Hace años me gustaba el fútbol y vino aquella fiebre en la que uno podía hasta ser maleducado en nombre de los colores de su equipo, darle prioridad a ese deporte frente a la familia y los amigos (unos abuelos dejaron a medias la fiesta del bautizo de su nieto por ir al campo). Decidí que aquello no era lo mío. Y ahora practico algo de natación y de vela, paseo y poco más.
Después le tocó el turno a la tele- y mira que vivo en parte de ella- pero la saturación de programas de cotilleo y realities llenos de “superestrellas” de tres al cuarto acabó con mi paciencia. Ahora sólo la enciendo para ver películas en DVD, muchas más antiguas que yo y en blanco y negro.

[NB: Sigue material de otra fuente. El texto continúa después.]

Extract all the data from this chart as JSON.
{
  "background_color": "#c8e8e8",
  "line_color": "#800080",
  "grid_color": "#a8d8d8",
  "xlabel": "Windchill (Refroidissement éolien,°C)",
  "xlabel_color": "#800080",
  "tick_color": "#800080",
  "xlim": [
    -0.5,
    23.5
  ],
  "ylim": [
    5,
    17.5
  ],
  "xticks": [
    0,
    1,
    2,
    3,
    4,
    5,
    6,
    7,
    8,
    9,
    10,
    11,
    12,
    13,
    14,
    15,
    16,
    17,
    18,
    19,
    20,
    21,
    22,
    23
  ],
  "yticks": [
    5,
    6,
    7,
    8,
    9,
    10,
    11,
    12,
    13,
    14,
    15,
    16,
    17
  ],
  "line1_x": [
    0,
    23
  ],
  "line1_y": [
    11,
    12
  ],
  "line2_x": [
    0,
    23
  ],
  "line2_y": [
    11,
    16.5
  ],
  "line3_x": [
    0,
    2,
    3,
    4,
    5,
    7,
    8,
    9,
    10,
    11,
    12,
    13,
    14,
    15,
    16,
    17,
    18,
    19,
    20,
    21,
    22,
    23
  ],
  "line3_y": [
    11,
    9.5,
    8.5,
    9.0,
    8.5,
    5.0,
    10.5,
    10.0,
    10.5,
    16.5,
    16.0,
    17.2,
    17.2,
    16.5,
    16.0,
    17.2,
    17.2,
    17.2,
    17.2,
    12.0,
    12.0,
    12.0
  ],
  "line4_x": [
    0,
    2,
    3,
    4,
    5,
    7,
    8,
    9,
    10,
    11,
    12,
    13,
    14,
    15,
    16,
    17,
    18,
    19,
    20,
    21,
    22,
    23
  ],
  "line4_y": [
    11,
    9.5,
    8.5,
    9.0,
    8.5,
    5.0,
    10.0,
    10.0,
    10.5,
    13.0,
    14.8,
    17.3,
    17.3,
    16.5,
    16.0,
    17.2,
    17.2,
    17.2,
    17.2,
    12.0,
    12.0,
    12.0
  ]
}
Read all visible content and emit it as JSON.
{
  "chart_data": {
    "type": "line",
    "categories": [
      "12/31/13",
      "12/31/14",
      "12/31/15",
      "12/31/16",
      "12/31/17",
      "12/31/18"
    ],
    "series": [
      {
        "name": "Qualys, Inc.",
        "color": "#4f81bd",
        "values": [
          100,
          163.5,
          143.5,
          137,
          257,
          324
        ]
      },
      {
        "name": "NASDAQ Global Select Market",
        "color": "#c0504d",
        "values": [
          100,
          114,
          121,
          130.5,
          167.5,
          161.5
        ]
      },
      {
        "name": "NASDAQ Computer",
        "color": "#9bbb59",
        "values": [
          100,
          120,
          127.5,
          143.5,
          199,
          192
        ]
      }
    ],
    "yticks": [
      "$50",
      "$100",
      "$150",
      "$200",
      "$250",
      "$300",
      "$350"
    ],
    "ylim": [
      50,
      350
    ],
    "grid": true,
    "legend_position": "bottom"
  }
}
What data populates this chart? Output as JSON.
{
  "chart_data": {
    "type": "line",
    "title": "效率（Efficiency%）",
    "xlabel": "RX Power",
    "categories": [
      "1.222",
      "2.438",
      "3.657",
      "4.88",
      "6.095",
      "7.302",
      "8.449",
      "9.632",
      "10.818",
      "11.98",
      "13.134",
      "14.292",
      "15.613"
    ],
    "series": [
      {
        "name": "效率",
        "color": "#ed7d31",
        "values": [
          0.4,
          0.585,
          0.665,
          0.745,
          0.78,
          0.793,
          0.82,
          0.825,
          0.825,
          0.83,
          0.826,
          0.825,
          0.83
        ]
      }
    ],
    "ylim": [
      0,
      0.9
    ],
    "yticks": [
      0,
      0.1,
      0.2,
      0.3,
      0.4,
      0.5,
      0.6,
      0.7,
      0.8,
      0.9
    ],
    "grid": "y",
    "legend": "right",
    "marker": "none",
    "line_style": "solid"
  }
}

Con los libros siempre tuve menos veleidades, quizá porque sé un poco -muy poco- que de otras cosas. Nunca se me dieron bien los “bestselleristas” nacionales ni internacionales pero tengo que reconocer que antes miraba atentamente las novedades. A mi, que me gusta el terror y la novela gótica, la poesía y el relato fantástico, la vida me demostró que en esos terrenos lo mejor es escoger a los maestros de siempre, que se arriesga mucho en este campo (y en muchos otros, claro, ¿qué decir de la novela histórica?). Así que vuelvo a Lewis, Lovercraf, Lorca o Borges sin cortarme un pelo. ¡Aún me queda tanto sin leer!
Y así podría seguir con la música, la pintura, etc.
Vamos, que me he vuelto clásica y conservadora, parece. Creo que necesito que me aconsejeis para arriesgar con más criterio.